Last but not least, and on a completely different note, just after Christmas I binge-watched the new costume drama Bridgerton on Netflix. It’s set in Jane Austen times at the beginning of the 19th century and centers around the Bridgerton family (a widowed mother and her 4 sons and 4 daughters), the eldest daughter Daphne ‘coming out’ during the London season and falling in love with a duke. It’s apparently an adaptation of a romance novel, and while it looks and is set in Regency times, it has some modern twists, with most notably a truly wonderful diverse cast that I love. The characters are all fun and it has quite a lot of sexy times in it too (which I really didn’t need to see that much of but was fine). It’s filled with clichés but boy, is it a fun watch!

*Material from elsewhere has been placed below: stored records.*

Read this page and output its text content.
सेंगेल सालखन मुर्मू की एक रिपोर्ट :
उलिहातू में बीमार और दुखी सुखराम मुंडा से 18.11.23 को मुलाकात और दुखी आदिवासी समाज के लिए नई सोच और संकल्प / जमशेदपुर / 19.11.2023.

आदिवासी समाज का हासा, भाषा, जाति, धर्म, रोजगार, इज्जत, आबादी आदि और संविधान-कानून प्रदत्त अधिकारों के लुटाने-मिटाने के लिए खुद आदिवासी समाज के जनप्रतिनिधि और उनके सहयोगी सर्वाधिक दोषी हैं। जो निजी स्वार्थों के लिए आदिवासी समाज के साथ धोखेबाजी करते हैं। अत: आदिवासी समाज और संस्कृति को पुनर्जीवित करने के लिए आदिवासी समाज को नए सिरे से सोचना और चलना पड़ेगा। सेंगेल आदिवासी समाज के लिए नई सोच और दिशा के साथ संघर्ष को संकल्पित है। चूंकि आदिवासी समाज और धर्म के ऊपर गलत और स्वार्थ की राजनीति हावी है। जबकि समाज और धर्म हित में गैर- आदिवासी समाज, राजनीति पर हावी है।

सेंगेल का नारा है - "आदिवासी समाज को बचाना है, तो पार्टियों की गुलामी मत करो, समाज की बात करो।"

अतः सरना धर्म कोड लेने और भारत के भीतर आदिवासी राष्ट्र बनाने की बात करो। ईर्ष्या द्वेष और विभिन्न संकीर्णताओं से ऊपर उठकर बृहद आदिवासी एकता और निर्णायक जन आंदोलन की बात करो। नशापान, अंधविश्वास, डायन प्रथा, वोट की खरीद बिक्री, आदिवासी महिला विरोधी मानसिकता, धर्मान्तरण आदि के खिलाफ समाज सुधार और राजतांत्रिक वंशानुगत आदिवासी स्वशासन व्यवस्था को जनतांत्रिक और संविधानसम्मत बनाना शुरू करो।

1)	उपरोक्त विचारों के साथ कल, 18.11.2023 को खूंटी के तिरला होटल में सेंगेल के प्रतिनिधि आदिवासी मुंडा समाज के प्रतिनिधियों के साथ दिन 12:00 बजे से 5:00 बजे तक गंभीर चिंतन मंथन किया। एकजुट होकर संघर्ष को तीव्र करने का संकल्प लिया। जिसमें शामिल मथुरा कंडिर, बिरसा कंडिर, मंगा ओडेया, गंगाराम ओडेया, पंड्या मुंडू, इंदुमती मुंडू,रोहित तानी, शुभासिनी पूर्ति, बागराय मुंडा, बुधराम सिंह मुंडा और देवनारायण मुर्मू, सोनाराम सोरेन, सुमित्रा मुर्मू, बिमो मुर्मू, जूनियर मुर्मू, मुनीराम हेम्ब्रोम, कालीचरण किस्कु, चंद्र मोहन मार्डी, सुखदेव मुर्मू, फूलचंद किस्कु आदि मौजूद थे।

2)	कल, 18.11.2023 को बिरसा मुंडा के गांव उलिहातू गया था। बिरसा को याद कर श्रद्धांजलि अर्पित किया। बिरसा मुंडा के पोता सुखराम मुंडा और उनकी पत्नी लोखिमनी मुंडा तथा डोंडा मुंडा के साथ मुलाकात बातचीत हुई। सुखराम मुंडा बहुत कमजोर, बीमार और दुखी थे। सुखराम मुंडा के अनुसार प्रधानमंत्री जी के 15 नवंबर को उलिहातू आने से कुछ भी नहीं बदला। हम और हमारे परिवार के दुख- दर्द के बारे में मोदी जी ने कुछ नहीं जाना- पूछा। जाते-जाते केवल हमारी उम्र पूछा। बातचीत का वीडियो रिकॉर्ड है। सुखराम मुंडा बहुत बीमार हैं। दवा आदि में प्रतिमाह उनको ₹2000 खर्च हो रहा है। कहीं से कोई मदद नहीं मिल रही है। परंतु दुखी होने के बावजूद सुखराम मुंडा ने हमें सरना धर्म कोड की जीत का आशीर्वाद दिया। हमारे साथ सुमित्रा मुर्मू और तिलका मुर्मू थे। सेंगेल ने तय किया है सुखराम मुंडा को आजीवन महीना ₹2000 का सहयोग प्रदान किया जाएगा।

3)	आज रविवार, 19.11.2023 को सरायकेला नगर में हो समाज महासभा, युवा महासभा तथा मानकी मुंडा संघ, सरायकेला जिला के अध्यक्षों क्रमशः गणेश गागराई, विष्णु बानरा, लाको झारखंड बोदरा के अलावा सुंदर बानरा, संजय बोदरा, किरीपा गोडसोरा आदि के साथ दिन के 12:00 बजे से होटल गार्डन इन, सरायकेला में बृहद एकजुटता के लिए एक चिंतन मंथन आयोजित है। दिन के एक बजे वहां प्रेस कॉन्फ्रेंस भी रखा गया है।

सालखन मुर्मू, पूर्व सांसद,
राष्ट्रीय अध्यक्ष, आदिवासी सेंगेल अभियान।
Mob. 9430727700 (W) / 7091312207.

This adaptation is made after the Bridgerton romance novel series written by Julia Quinn, aparently there is a book each for each of the siblings. I found them online, dipped through the first book and the story looks to be pretty much like the Netflix series. Instead of reading that, I went on to actually read all of the second book (The Viscount Who Loved Me) yesterday afternoon/evening (it’s a quick and fun read), which centers on the love story of oldest brother Anthony. Yes, I will be reading more because I want to know what becomes of all these Bridgerton siblings and Penelope (from a neighbouring family). I hope Netflix will renew Bridgerton for a second series. For all it’s love story clichés, it’s very well done, it has a light touch, good characters, some nice thoughts on how society became so diverse (which is a series thing and not in the books, by the way) and also dives into the roles of women, their status, conforming where they don’t necessarily want to conform and showing how keeping genteel women in the dark about sex really disenfranchises them. It really is a fun and sometimes even thought provoking world to get lost in for a while. I’m already waiting for more.

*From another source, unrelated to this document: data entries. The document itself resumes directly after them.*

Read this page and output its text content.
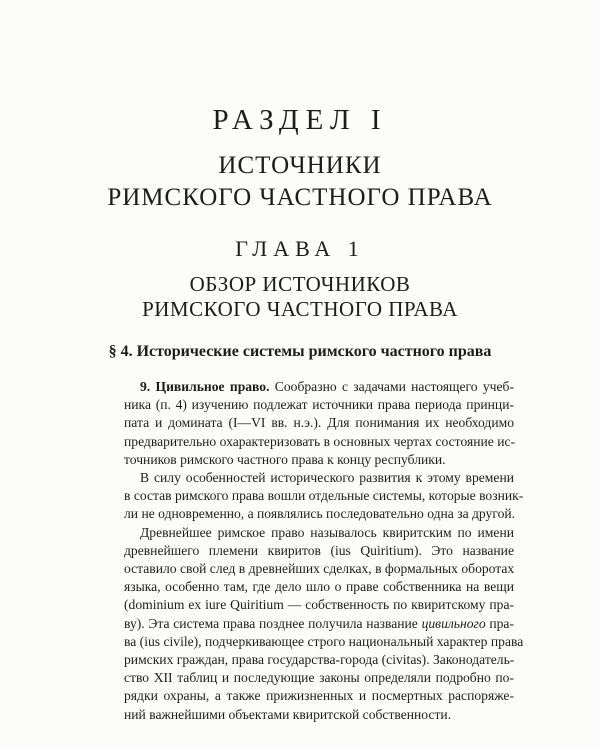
РАЗДЕЛ I
ИСТОЧНИКИ
РИМСКОГО ЧАСТНОГО ПРАВА
ГЛАВА 1
ОБЗОР ИСТОЧНИКОВ
РИМСКОГО ЧАСТНОГО ПРАВА
§ 4. Исторические системы римского частного права
9. Цивильное право. Сообразно с задачами настоящего учеб-
ника (п. 4) изучению подлежат источники права периода принци-
пата и домината (I—VI вв. н.э.). Для понимания их необходимо
предварительно охарактеризовать в основных чертах состояние ис-
точников римского частного права к концу республики.
В силу особенностей исторического развития к этому времени
в состав римского права вошли отдельные системы, которые возник-
ли не одновременно, а появлялись последовательно одна за другой.
Древнейшее римское право называлось квиритским по имени
древнейшего племени квиритов (ius Quiritium). Это название
оставило свой след в древнейших сделках, в формальных оборотах
языка, особенно там, где дело шло о праве собственника на вещи
(dominium ex iure Quiritium — собственность по квиритскому пра-
ву). Эта система права позднее получила название цивильного пра-
ва (ius civile), подчеркивающее строго национальный характер права
римских граждан, права государства-города (civitas). Законодатель-
ство XII таблиц и последующие законы определяли подробно по-
рядки охраны, а также прижизненных и посмертных распоряже-
ний важнейшими объектами квиритской собственности.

That’s it, my recent enjoyments (off the top of my head). This afternoon my new Kobo e-reader that I ordered yesterday should be arriving (the old Sony one I had had its issues and with the Christmas bonus I got from work I figured it was time for a new one). I think I may be ensconced in the Bridgerton books for a while on my new e-reader before I delve into Barack Obama’s biography, so there’s a chance there may be less blogging going on for a while. Two more days till the New Year and I intend to spend it reading a lot. 🙂

A year ago…

Anne with an E was completely unexpectedly cancelled and since then fans (including myself) have been fighting to have the show renewed for at least a fourth season. The show was meant to last for five seasons but very unexpectedly got cancelled just hours after the final episode of season 3 was aired in Canada a year ago.

I admit, I have become much quieter about it in recent months, but that doesn’t mean I feel less passionately about this. I still post an occasional #renewannewithane tweet and yesterday the phrase “One year without Anne” trended on Twitter and I again joined in. That also inspired me to finish this post, which has been sitting in my drafts folder for many months now.

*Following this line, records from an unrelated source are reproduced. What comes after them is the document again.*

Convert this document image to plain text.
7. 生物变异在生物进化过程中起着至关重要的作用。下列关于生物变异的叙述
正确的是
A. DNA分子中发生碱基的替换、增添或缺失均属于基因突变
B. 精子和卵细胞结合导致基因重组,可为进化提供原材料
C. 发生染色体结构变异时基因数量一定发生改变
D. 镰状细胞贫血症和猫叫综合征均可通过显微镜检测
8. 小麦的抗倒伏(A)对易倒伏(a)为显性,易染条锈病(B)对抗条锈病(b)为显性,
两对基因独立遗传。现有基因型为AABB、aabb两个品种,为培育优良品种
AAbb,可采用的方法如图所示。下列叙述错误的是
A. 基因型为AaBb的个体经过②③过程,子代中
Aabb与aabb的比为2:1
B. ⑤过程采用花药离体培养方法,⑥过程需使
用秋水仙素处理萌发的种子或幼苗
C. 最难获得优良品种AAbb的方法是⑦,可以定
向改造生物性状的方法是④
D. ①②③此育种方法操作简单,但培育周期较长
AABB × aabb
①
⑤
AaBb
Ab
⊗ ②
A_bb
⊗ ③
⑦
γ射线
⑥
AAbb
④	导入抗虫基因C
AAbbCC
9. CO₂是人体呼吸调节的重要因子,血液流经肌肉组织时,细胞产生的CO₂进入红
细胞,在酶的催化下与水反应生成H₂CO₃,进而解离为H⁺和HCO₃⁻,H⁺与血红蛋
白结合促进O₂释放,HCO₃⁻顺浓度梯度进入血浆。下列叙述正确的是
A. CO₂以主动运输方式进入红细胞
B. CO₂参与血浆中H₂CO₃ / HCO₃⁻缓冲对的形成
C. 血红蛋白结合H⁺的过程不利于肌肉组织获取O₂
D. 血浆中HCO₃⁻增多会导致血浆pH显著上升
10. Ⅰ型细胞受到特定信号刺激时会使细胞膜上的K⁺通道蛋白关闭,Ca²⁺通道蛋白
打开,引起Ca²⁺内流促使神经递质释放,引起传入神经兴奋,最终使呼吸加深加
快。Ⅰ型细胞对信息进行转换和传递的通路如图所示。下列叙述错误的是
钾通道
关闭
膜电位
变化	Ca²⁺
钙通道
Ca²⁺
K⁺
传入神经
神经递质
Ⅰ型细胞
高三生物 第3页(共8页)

The petition to save Anne with an E has 1.4 million signatures by now and the hashtag #renewannewithane has been used millions of times on Twitter (not sure how many now, but back in December last year it was already up to 4 million). Billboards were up in Times Square, New York and in Toronto and even Ryan Reynolds and William Shatner have supported the renewal campaign. According to one source, the campaign to renew Anne is the biggest revival campaign in Netflix history.

I have to say I was caught by surprise at the visceral, overpowering love I developed for Anne with an E. Often it is an actor who makes me feel that way and while I love the Anne actors (these young but also older actors all do such a phenomenal job on the show!), the love I feel is all about the whole show and not particularly about one actor in it. Something just clicked for me, especially in that third Anne with an E season. Rarely, if ever, have I been so devastated over the cancelling of a show.

Why do I love this show so much, I keep on wondering? It’s tied to a love developed in my youth, I guess. I first encountered Anne of Green Gables in the mid 1980s through the very famous and popular Canadian TV films with Megan Follows, Colleen Dewhurst, Richard Farnsworth and Jonathan Crombie.

I loved Anne of Green Gables and Anne of Green Gables, the Sequel. I read the books, watched the two TV films endlessly, adored Megan Follows in the role and years later even watched the somewhat unfortunate Anne of Green Gables, the Continuing Story, even though the storyline didn’t fit the timeline of the original series at all and was a bit over the top.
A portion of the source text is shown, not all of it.